Even if I wasn't using computers and iPads in my classroom, my teaching would still be completely different from what it was five to ten years ago. Way back when, I started learning about teaching for true understanding, critical analysis, and creative creation. These ideas was alluded to in my teacher training, but that was so long ago they were just in their infancy for most of the teaching community. Working with manipulatives and understanding the concepts and patterns of math BEFORE showing how to record them with arithmetic algorithms was just the first step. Now I ask students to use what they know to solve problems well above their grade level using teamwork and critical thinking skills. Being smart is using what you know to figure out what you don't know. Even after this arduous process I won't check students' work because that's not how it works in the real world. Mathematicians and scientists don't have anyone to tell them if their theories and calculations are correct. They compare results with their peers, so that is what my students do. Storytelling has changed as well. No longer do I accept just regular writing. I want exciting and precise vocabulary, proper organization, and exactness of detail. And the excuse, but they are just first graders won't fly with me. They aren't JUST first graders, they are FIRST GRADERS! Empower the students, teach them foundational skills, get out of their way, and they will amaze you. Now, add in to this the use of computers and iPads and the revolution grows. Geography takes on true meaning when you are in the midst of a mystery location call, bloggers have a world wide audience, your partner on that last project was not your buddy from class but your buddy from across the world. My students have close to the sum of human knowledge at their fingertips. But as Harold Wheeler says, they need to develop their crap detectors, because let's face it, there is a lot of crap on the internet. My kiddos don't me to teach them details, they need me to teach them how to find the accurate information they need in order to solve problems. If you can be replaced by a video, you should be! So, with the switch to the "new" common core I wonder what is "new" about any of it. Assessing the processing of information, critical thinking, and problem solving skills of students is nothing new at all. It is just so much more exciting and customizable with technology.
Are you cringing already? I know, many adults say they "aren't math people." But you are wrong. You might not be fast at your reasoning and calculating, but that doesn't mean you can solve mathematical problems logically. Really, anyone can do it. My first graders are proof. What was this problem they worked on for so long you wonder. Well, here's the best part, some of the kiddos needed more time the next day in order to finish. Whaaaatt?
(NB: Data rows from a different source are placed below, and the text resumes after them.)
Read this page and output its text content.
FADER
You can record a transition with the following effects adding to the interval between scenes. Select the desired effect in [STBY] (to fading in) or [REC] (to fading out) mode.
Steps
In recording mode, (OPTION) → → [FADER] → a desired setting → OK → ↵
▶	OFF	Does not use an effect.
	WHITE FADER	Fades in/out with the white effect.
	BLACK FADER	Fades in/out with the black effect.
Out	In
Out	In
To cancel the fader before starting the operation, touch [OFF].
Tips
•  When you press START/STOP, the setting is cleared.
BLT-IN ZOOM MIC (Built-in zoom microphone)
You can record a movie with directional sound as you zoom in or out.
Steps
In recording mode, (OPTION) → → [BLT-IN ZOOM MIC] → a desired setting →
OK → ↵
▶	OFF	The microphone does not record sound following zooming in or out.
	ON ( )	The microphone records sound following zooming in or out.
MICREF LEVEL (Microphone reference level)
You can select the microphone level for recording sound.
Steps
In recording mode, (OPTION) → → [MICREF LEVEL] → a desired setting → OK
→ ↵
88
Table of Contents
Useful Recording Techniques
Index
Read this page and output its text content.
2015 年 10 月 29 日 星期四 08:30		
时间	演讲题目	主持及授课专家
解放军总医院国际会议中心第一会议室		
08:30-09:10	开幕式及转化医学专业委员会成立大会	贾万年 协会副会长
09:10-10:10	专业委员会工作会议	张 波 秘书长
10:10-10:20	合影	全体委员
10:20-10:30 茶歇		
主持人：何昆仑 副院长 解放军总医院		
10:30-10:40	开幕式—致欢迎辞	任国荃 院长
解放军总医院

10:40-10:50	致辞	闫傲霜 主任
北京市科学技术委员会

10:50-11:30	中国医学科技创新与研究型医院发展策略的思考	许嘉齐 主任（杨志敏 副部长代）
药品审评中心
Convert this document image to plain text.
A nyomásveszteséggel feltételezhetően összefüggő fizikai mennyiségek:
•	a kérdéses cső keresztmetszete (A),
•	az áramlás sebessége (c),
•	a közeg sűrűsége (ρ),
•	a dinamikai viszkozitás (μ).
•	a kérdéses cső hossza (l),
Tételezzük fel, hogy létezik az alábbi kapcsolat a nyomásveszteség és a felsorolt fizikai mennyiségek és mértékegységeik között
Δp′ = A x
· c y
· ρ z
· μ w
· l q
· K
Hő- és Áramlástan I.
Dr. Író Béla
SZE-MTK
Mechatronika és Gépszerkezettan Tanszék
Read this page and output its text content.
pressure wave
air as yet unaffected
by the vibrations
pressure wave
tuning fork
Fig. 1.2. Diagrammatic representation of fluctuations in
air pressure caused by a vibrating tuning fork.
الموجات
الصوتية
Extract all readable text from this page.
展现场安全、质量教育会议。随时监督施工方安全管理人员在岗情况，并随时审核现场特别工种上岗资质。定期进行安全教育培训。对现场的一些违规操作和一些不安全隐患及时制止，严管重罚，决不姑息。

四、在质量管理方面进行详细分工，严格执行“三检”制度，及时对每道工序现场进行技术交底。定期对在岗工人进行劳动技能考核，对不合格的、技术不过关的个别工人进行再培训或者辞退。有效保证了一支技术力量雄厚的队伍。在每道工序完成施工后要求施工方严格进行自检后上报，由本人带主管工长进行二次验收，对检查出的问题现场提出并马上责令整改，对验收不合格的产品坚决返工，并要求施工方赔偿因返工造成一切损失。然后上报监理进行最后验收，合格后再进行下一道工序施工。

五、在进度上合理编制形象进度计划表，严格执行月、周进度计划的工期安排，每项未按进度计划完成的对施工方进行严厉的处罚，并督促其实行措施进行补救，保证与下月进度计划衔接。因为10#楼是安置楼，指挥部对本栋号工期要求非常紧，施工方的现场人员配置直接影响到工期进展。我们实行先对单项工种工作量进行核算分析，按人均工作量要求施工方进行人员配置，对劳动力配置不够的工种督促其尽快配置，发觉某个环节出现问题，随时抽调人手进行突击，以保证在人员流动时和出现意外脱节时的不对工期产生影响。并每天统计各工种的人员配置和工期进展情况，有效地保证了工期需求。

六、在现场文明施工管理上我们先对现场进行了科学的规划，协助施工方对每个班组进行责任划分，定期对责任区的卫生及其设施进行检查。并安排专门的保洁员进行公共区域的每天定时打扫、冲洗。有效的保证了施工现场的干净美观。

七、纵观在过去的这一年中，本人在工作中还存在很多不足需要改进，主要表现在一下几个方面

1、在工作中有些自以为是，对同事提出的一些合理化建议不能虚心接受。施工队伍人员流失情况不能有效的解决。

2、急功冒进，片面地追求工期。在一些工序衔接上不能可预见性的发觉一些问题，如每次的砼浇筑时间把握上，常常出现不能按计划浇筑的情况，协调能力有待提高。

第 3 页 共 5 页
Yes, my little kiddos were figuring out how many stripes we needed in order for every student in the class to make an American flag. How man red stripes, how many white, and how many in total. Yes, first graders were working on this problem. I figure if they can add 7+7 to figure out how many stripes on two flags, why not three, or seven, or sixteen? And they did it! Even better, they did it with a sense of excitement and enthusiasm.
Some used blocks, made piles, rearranged them into groups of tens and counted. Some drew arrays of squares, colored in groups of ten and counted that way. Some used multiplication to figure out the number of red stripes, then subtracted sixteen to find the number of white stripes. And here's the kicker... I refused to check their answers. I'm training these kids to be mathematicians, not to fill out a worksheet. How often in your adult life do you fill out worksheets? This means the kiddos have to find an answer, and solve the problem in at least one more way where they will hopefully get the same answer. Then they need to check their work against that of fellow mathematicians (classmates) to see if the results can be replicated. This is how mathematicians work in the real world, so this is how the mathematicians in my class work. We call this comparing of strategies and answers Math Conferences. I go to teacher math conferences to learn from and teach other teachers, so my students go to student math conferences to learn from and teach other students.
Now this work ethic didn't magically implant itself in the brains of my students, we trained for this. We do work on daily math lessons with instruction and practice, and we start the year with simple math problems. But just like training for a marathon, you build strength and stamina until you are a finely trained athlete. The same is true for becoming a mathematician. All it takes is training, practice, and perseverance. Working persistently, and for great lengths of time, in order to solve something that needs to be solved is a skill that will serve these children well in their lives. Careers, relationships, life traumas and emergencies... all of these require hard work, not giving up, and finding that solution that works. So, I hope that my little mathematicians, unlike most Americans, will retain and foster these skills, and grow up to say, "I AM a math person."